第廿一話 忍びの確保
大槌城
「今年の取れ高はどうか?」
「はっ。今年はやませもあまり吹かず、海も穏やかでありましたので食い物に困ることはありません」
大槌孫三郎は満足げに頷く。この大槌と釜石の地は平地が少なく、魚も採れるうちは良いが、ひとたび時化れば船が出せなくなり食料難となる。遠野に輪をかけて貧しい地である。
「遠野はなにやら祭りだそうだな」
「麦踏み競争などと書かれておりますな。勝者には米一俵と」
「景気の良い話だな。我らも参加するか?」
「ははは、それも良いですな」
ひとしきり笑い合い、改めて向き合う。
「さて、どうするか」
「臣従されますか?」
「すでに何度も戦をしておる。今更難しかろ」
「では、奪いに行きますか?」
孫三郎は獰猛な笑かべる。
「そうだな。次の稲刈りの頃にでも奪いに行くか」
「御意」
「む、そこにおるのは誰か?」
戸襖を開け、10歳ほどの少年が入る。
「すみませぬ父上。声が聞こえたもので」
「孫八郎、おぬしであったか。次に遠野に攻めるころにはそなたも11歳だな。少し早いがおぬしの初陣にするかの」
「ありがとうございます。ところで、戦の前に一度遠野がどういうところかこの目で見たく存じます」
孫三郎はしばし逡巡し、鷹揚に頷く。
「よかろう。狐崎玄蕃、そなたも護衛として遠野を見てまいれ」
◇
麦踏みも初回が終わりこれから本格的な冬が始まる。というわけでこれから必要になるのが薪だったり炭だったり、要は暖房だ。横田城の脇に炭窯が完成している。煙道から廃熱回収は今後検討していく予定だ。

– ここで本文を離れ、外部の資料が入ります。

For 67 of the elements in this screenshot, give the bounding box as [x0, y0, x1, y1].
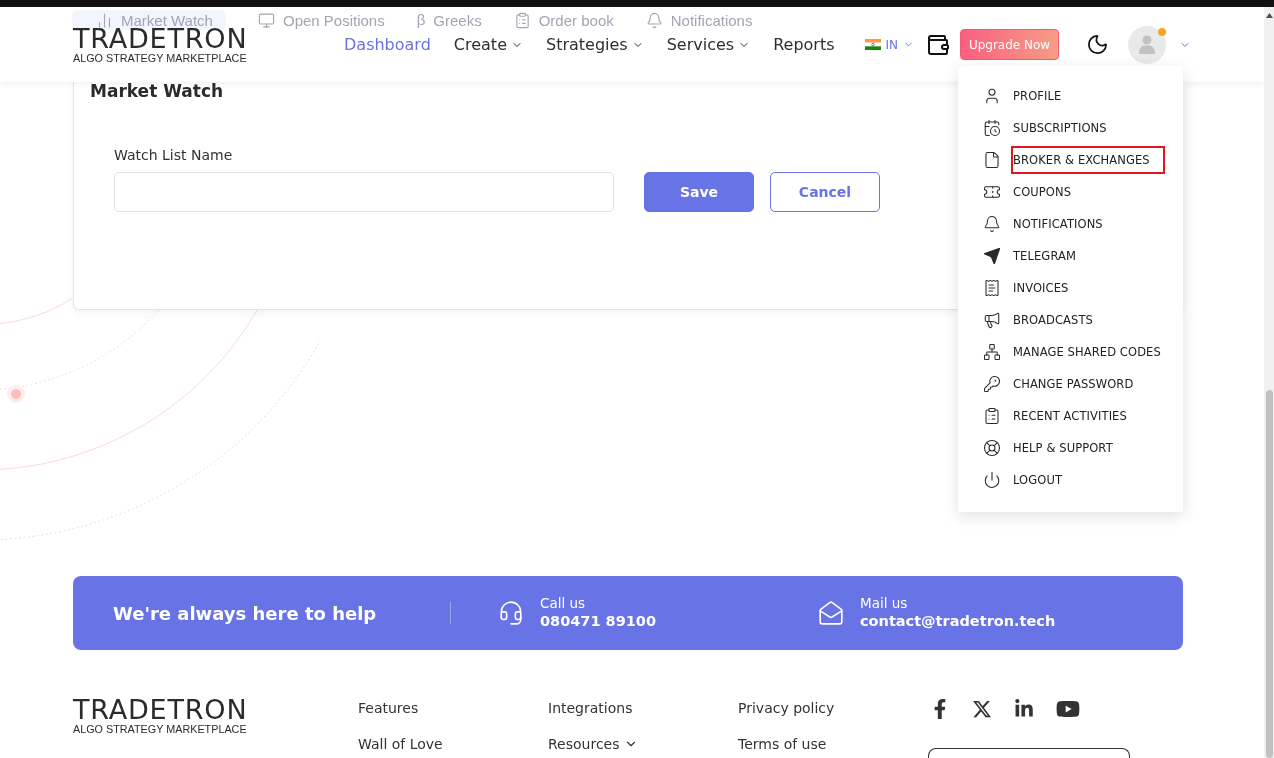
footer-link[interactable]: Resources — [548, 734, 638, 754]
paper-plane-icon — [983, 247, 1001, 265]
file-icon — [983, 151, 1001, 169]
contact-link[interactable]: contact@tradetron.tech — [860, 611, 1056, 631]
bell-icon — [645, 11, 663, 29]
beta-icon: β — [416, 11, 426, 29]
x-icon[interactable] — [972, 699, 992, 719]
key-icon — [983, 375, 1001, 393]
menu-item[interactable]: COUPONS — [1013, 185, 1072, 199]
menu-item[interactable]: BROKER & EXCHANGES — [1011, 146, 1165, 174]
menu-item[interactable]: NOTIFICATIONS — [1013, 217, 1103, 231]
menu-item[interactable]: INVOICES — [1013, 281, 1069, 295]
lifebuoy-icon — [983, 439, 1001, 457]
menu-item[interactable]: SUBSCRIPTIONS — [1013, 121, 1107, 135]
banner-heading: We're always here to help — [113, 602, 378, 624]
field-label: Watch List Name — [114, 147, 233, 163]
contact-label: Mail us — [860, 595, 909, 611]
brand-logo[interactable]: TRADETRON — [73, 698, 248, 722]
scrollbar-thumb[interactable] — [1265, 390, 1273, 758]
clipboard-list-icon — [983, 407, 1001, 425]
bar-chart-icon — [96, 11, 113, 29]
bell-icon — [983, 215, 1001, 233]
nav-link[interactable]: Reports — [773, 34, 835, 55]
input-field[interactable] — [114, 172, 614, 212]
menu-item[interactable]: RECENT ACTIVITIES — [1013, 409, 1127, 423]
moon-icon[interactable] — [1086, 33, 1110, 56]
scroll-up-arrow-icon[interactable] — [1265, 13, 1273, 18]
power-icon — [983, 471, 1001, 489]
footer-link[interactable]: Features — [358, 698, 419, 718]
contact-label: Call us — [540, 595, 587, 611]
receipt-icon — [983, 279, 1001, 297]
envelope-icon — [818, 600, 844, 626]
wallet-icon[interactable] — [926, 32, 951, 57]
nav-link[interactable]: Strategies — [546, 34, 644, 55]
menu-item[interactable]: TELEGRAM — [1013, 249, 1076, 263]
logo-tagline: ALGO STRATEGY MARKETPLACE — [73, 723, 248, 735]
calendar-clock-icon — [983, 119, 1001, 137]
clipboard-icon — [513, 11, 531, 29]
footer-link[interactable]: Integrations — [548, 698, 633, 718]
brand-logo[interactable]: TRADETRON — [73, 27, 248, 51]
flag-icon — [864, 39, 881, 50]
monitor-icon — [257, 11, 275, 29]
country-selector[interactable]: IN — [864, 37, 915, 52]
save-button[interactable]: Save — [644, 172, 754, 212]
cancel-button[interactable]: Cancel — [770, 172, 880, 212]
menu-item[interactable]: MANAGE SHARED CODES — [1013, 345, 1161, 359]
menu-item[interactable]: HELP & SUPPORT — [1013, 441, 1113, 455]
footer-link[interactable]: Terms of use — [738, 734, 827, 754]
megaphone-icon — [983, 311, 1001, 329]
footer-link[interactable]: Privacy policy — [738, 698, 835, 718]
logo-tagline: ALGO STRATEGY MARKETPLACE — [73, 52, 248, 64]
nav-link[interactable]: Dashboard — [344, 34, 431, 55]
menu-item[interactable]: LOGOUT — [1013, 473, 1063, 487]
footer-link[interactable]: Wall of Love — [358, 734, 443, 754]
ticket-icon — [983, 183, 1001, 201]
network-icon — [983, 343, 1001, 361]
linkedin-icon[interactable] — [1014, 699, 1034, 719]
headset-icon — [498, 600, 524, 626]
contact-link[interactable]: 080471 89100 — [540, 611, 657, 631]
menu-item[interactable]: BROADCASTS — [1013, 313, 1093, 327]
nav-link[interactable]: Services — [666, 34, 751, 55]
menu-item[interactable]: PROFILE — [1013, 89, 1062, 103]
menu-item[interactable]: CHANGE PASSWORD — [1013, 377, 1134, 391]
user-silhouette-icon — [1139, 35, 1156, 54]
user-icon — [983, 87, 1001, 105]
nav-link[interactable]: Create — [453, 34, 523, 55]
card-title: Market Watch — [90, 82, 224, 100]
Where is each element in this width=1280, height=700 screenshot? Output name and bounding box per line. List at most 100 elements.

炭窯にはなるべくみっちり薪を積んでいく。炭にする薪は城の裏手、高清水山から切り出す。木酢液とタールを回収するため、床は石畳にし、真ん中に溝を掘り、石の蓋を所々に設けている。木炭製造時にできる木酢液を入れた薬液に種籾を入れると消毒になるとかなんとか、聞くのでいずれ試してみよう。そのうちオットー式乾留炉で木炭の製造したい。でもそうすると木材があっという間に枯渇するから石炭の確保が必要だ。化石燃料は優秀だね。
近くだと和賀郡で褐炭が採れるが、和賀氏を敵に回せば稗貫氏はもちろん大崎氏のほか斯波や葛西まで出てくるかもしれんので手が出せない。いまは木炭を用いるほかは無い。
というわけで燃料の安定確保のためになんとか釜石を確保して海路がほしい。八方塞がりの出口は太平洋だ! 誰も見向きもしない土地だからだが、俺達からすれば生命線になるのだ。
「若様、お呼びにより参上いたしました」
「うむ、左近か。そなたに頼みがあってな」
「私めにできることでありましたら何なりと」
「そなたに忍びをやってもらいたいのだ」
鳩が豆鉄砲を食ったような顔をしないでくれ。思わず笑うとこではないか。
「ところで忍びとはなんですか?」
情報収集・撹乱、破壊工作、内応、連絡などを担当することを説明すると、乱破のことかと理解したようだ。この時代に忍びという言葉はなかったのか。聖徳太子が志能便という忍者のルーツみたいなのを使っていたと思うのだがな。
「そなたは山歩きが得意なようだからな俺の目となり耳となってほしいのだ。今の我らに足りないものだらけだが、敵に我らの動きが察知されてもならぬし、敵の動きがわからんのもまずい。まずは大槌の動向と、乱破働きができそうなものを集めてほしい」
「まぁ乱破働きができそうな奴なら、旧知の奴らに声をかけてみましょ。」
言うやいなや早速大槌に行くかー!と元気に飛び出していった。あっ秋刀魚買ってきてというの忘れた。